Re: why use IRIs?

Hi Martin, thanks for the clarification. I have a few comments inline.

On 6/25/12 3:22 AM, "Martin J. Dürst" wrote:
> Hello Peter,
> 
> I think Björn already gave very good answers to your questions.
> 
> On 2012/06/22 3:28, Peter Saint-Andre wrote:
>> <hat type='individual'/>
>>
>> I've been thinking about IRIs, and I'm wondering: why would a protocol
>> "upgrade" from URIs to IRIs?
> 
> As Björn said, it's really more about new protocols than about upgrades.
> Also, different protocols (and formats) can upgrade in different ways.
> Sometimes, this can be done formally with extensions, at other times
> it's done gradually and sooner or later gets accepted in a spec. For
> other cases, of course, it may never happen.
> 
>> (If it really is an "upgrade" -- a topic
>> for another time.)
>>
>> Consider HTTP. It has always used URIs for retrieving documents and
>> linking and such.
> 
> [There are some reports of clients just sending UTF-8, which I think
> would mean using IRIs. But that has never reached the spec.]

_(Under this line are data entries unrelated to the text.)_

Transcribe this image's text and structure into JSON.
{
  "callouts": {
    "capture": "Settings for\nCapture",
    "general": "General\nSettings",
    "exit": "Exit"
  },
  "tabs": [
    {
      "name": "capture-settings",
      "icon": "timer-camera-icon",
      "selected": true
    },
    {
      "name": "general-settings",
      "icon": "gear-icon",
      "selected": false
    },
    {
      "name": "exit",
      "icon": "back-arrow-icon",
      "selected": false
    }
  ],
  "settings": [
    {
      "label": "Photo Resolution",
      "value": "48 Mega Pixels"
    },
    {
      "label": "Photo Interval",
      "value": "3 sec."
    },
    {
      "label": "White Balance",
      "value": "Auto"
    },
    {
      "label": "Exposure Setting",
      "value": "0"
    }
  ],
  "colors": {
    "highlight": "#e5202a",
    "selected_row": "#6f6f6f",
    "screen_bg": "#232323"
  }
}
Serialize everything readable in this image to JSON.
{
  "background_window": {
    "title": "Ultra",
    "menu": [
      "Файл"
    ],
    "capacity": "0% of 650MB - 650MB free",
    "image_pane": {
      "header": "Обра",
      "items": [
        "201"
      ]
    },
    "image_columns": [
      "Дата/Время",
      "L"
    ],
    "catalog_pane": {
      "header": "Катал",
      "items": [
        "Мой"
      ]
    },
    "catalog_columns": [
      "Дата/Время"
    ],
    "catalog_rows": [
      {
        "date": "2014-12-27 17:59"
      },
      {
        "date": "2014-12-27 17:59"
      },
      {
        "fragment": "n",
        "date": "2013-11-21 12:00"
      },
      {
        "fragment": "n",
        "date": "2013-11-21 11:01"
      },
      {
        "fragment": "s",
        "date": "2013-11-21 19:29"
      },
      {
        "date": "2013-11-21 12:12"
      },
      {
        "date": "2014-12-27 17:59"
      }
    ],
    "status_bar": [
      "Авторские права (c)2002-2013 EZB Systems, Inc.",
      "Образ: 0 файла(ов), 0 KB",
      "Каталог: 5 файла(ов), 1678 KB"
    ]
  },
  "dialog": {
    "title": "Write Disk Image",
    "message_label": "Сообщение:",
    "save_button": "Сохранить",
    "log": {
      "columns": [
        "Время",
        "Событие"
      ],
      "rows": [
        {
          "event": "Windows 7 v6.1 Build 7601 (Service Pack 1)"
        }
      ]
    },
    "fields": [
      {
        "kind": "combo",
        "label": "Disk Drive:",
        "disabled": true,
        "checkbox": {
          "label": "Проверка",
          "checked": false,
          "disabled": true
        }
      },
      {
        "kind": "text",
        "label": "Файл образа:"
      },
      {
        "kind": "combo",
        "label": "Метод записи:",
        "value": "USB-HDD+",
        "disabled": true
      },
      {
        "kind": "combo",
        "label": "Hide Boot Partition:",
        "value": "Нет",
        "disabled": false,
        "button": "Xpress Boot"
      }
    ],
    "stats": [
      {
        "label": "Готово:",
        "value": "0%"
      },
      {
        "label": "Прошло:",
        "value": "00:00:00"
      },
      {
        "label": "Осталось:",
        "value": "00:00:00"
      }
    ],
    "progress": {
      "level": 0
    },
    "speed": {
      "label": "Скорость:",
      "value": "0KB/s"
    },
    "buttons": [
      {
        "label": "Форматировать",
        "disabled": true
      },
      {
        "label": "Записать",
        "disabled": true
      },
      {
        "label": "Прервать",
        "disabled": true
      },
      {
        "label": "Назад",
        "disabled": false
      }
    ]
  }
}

Do you think it should reach the spec?

>> Why would it change to use IRIs? Section 1.2 of
>> 3987bis describes some necessary conditions for such a change, but
>> doesn't really motivate why the HTTP community would want to do so. Yes,
>> there is text in Section 1.1 about representing the words of natural
>> languages, but URIs can be used to represent those words right now. I
>> grant that the current mechanism for such representation isn't pretty,
>> but do the addressing elements of a protocol like HTTP need to be
>> pretty, or can we simply depend on the presentation software (e.g., web
>> browsers) to make things look nice for the user?
> 
> I think the real motivation would be people looking at HTTP traces and
> preferring to see Unicode rather than lots of %HH strings. Of course the
> number of people looking at HTTP traces is low, and they are not end users.
> 
> In general, the motivation to use IRIs is highest closer to end users
> and content-oriented people such as document authors, and gets lower the
> lower one gets in the protocol stack.

It seems to me that end users can be shielded from what you call "this
weird %HH stuff" (after all, we don't show them "this weird
angle-bracket stuff" either), but what you say about document authors
and operations people makes sense. Perhaps it would be good to capture
that in the spec.

> Another motivation may be compression.
> http://ja.wikipedia.org/wiki/青山学院大 is quite a bit shorter than
> http://ja.wikipedia.org/wiki/%E9%9D%92%E5%B1%B1%E5%AD%A6%E9%99%A2%E5%A4%A7%E5%AD%A6.
> So maybe we can sell that to HTTP 2.0. But I'm somewhat skeptical. Only
> a tiny bit of creative thinking would have been needed to transition
> various header fields in HTTP from the hopelessly outdated iso-8859-1
> (Latin-1) to UTF-8, but it didn't happen :-(.
> 
> The best motivation would be streamlining. EAI does a lot of
> streamlining for e-mail; if it weren't for all the legacy baggage, it
> would be a joy to implement. For HTTP, if browsers use Unicode
> internally, and servers use it internally, what's the need for this
> weird %HH stuff anyway? (It's still needed to escape reserved
> characters, though.)
> 
> 
>> (Certainly we do that
>> with structural elements like the HTML document format, why not also
>> with addressing elements like URIs?) I realize that these questions get
>> back to the matter of "protocol element" vs. "presentation", but I guess
>> what I'm saying is that I don't yet think we've really explained why we
>> need to make IRIs a first-class protocol element (or why a given
>> protocol would want to make the switch from URI-only to IRI).
>>
>> Furthermore, 3987bis doesn't really explain what would be involved in
>> the change from URI-only to IRI in any given protocol. I suppose spec
>> writers in a technology community like HTTP would need to figure it out,
>> but IMHO some guidelines would be helpful.
> 
> As I said at the start of this mail, I think it depends a lot on the
> specific protocol. The conditions we give in Section 1.2 are general
> considerations that apply to any protocol/format. Protocol-specific
> considerations should do the rest, and I'm not sure it makes sense to
> write much about this.
> 
> But when looking at Section 1.2, I realized that the first sentence
> might have been the motivation for your mail. This sentence says:
>    IRIs are designed to allow protocols and software that deal with URIs
>    to be updated to handle IRIs.
> I think that this puts too much emphasis on "update", but I'm not yet
> sure how to fix that.

Well, "update" is not "upgrade", so perhaps I have read too much into
the text. However, I think we could change it to read:

   IRIs are designed to allow protocols and software that deal with URIs
   to also handle IRIs if desired.

Peter

-- 
Peter Saint-Andre
https://stpeter.im/

Received on Friday, 29 June 2012 18:28:13 UTC